Régis, vraisemblablement formé à cette irremplaçable école du service public par ses parents, est ainsi de tous les coups durs et moins durs qui jalonnent la vie du service navigation de ce coin de Lorraine : le voilà aussi volontaire pour les opérations de nettoyage post-crues de rivières comme la Meurthe, au sein d'une équipe spécialisée avec un bateau, un homme-grenouille, etc. Un camping-car J5 est aménagé en vestiaire et cantine.

La Provence, et Vaison-la-Romaine
En 1990, notre lorrain, un peu las des rigueurs de l'est, éprouve un besoin de soleil, et se retrouve, le 1er février 1991, en poste au service d'entretien du Rhône en Avignon. Ce départ vers le soleil est cependant assombri par un drame familial : son frère de 33 ans, pompier à Paris, est tué accidentellement. À la même époque, il divorce puis rencontre une… bourguignonne, Catherine, qui devient sa seconde épouse.

Rhône

Le Rhône à Vallabrègues, un nouveau cadre de travail pour Régis.

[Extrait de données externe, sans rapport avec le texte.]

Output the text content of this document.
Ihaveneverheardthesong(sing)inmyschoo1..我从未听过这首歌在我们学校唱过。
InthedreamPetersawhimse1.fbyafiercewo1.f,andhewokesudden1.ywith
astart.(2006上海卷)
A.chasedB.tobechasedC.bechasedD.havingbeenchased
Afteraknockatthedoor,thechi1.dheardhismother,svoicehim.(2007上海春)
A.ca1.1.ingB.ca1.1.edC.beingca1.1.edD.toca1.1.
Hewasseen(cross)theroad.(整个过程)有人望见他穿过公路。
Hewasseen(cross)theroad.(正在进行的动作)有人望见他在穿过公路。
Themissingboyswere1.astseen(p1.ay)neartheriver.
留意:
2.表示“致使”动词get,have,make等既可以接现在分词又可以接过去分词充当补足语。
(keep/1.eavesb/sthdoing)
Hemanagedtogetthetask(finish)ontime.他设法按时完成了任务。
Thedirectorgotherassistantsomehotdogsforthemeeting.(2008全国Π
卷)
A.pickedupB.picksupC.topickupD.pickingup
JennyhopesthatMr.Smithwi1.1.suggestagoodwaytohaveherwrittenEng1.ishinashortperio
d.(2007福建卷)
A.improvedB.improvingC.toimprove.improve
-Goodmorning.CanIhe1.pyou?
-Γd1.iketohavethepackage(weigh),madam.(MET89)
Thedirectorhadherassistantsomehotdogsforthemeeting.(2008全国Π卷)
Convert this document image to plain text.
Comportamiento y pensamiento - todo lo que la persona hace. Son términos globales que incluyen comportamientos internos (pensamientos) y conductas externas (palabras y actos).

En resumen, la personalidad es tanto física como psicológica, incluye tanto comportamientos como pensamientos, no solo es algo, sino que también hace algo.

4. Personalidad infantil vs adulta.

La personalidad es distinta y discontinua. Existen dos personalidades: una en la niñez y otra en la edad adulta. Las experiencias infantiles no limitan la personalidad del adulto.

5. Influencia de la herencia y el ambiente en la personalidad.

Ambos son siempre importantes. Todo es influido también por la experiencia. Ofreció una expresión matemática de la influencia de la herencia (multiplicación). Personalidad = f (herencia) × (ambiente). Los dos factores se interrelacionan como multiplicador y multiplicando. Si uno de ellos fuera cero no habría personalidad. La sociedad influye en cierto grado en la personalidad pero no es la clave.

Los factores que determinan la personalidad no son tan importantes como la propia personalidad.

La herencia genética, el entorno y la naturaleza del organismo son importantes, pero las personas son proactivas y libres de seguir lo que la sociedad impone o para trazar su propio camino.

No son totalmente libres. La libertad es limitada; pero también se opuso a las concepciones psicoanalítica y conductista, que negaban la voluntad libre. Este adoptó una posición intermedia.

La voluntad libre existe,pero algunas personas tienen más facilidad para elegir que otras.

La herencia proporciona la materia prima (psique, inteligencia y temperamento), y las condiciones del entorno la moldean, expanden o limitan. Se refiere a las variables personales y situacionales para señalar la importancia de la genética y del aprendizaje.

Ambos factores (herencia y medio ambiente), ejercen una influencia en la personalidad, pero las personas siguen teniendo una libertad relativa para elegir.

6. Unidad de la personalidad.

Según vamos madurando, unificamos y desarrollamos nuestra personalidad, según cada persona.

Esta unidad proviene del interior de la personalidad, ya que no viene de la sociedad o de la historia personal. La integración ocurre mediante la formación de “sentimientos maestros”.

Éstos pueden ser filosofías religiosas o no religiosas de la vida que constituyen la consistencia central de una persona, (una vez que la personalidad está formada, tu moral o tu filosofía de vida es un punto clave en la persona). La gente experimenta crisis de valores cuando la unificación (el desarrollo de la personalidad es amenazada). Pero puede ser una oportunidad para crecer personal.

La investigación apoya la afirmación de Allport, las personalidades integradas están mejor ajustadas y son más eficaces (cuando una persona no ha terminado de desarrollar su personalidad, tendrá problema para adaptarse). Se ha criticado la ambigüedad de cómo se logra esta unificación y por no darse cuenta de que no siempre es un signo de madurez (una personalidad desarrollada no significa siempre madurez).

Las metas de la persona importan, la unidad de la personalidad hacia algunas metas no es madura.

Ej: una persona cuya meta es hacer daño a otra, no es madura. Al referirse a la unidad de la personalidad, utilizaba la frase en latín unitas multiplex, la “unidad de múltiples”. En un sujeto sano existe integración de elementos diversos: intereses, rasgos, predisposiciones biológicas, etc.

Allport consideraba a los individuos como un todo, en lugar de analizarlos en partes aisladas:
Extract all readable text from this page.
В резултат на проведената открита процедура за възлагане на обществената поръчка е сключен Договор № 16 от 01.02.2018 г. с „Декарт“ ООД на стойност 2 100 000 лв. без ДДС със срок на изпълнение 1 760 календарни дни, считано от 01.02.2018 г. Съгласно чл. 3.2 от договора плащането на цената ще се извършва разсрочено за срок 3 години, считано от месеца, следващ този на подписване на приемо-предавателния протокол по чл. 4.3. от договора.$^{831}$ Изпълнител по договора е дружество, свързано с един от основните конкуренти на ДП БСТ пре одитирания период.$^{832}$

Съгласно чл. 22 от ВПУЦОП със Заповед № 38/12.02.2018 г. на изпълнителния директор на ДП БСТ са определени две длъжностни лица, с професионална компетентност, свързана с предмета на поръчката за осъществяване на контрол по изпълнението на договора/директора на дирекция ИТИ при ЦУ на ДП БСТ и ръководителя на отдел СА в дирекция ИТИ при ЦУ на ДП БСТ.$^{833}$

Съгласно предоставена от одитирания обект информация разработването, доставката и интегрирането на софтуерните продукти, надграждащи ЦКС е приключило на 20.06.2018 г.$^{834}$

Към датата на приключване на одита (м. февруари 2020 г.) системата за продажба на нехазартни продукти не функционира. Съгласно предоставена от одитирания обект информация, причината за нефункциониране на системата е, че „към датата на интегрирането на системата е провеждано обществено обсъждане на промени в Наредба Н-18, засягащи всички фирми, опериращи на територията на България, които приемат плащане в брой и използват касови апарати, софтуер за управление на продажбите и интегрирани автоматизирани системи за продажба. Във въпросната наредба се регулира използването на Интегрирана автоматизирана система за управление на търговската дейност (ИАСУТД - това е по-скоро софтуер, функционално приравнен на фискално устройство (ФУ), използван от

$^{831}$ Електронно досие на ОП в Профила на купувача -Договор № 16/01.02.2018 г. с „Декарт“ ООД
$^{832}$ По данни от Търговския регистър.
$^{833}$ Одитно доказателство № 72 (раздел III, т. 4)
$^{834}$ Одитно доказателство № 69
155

"Et les 21 et 22 septembre 1992, c'est la fameuse catastrophe de Vaison-la-Romaine. Des centaines de victimes, des dizaines de disparus, des quartiers rayés de la carte… Mon sang ne fait qu'un tour : "Faut que j'y aille !" que je me dis. Et tout de suite, je me retrouve au gymnase de Vaison, à accueillir les sinistrés, ainsi que les légionnaires, épuisés, qui cherchent les corps. Moralement, faut tenir. Le lendemain, je demande le fourgon du service, et j'organise avec le Secours Populaire et la Croix Rouge une navette entre Avignon et Sorgues pour aller chercher des couvertures, des vêtements, des vivres, et ça, pendant trois jours de suite. Et puis à plusieurs, tous volontaires, on s'est mis à éplucher des patates sur la place publique, pour faire des frites pour tous ces gens ! Il y avait un formidable élan de solidarité !"

"Faire quelque-chose"
Mais pour Régis, quand le coup dur est passé, ça ne suffit pas. Il éprouve l'envie de "faire quelque chose" pour tous les enfants qui, dans la catastrophe, ont perdu un parent, un frère, une sœur… Il voudrait atténuer le traumatisme qu'ils ont vécu en leur montrant que "l'eau, c'est pas forcément méchant". Il a alors l'idée d'une journée de découverte en Camargue, et convainc Claude Lieutaut, le patron d'une entreprise de bus scolaires, d'affréter gratuitement un bus pour emmener deux classes entières à la Manade des Baumelles, au bord du Petit Rhône, où les enfants sont invités, entre autres, à déguster, au milieu des marais, la "gardiane", le plat typique de la Camargue. Dans le même esprit de réparation et toujours sous l'impulsion de notre infatigable lorrain, le cirque Émilien Bouglione reçoit chaque soir vingt enfants trisomiques pendant une semaine. Dans les dessins qu'ils offrent à Régis, les enfants insistent sur ce qui les a particulièrement marqués dans ce drame : la boue, omniprésente, violente, qui leur a tout pris…

Camargue

En route pour la Camargue, avec les enfants sinistrés de Vaison (coll. perso Régis Lemé).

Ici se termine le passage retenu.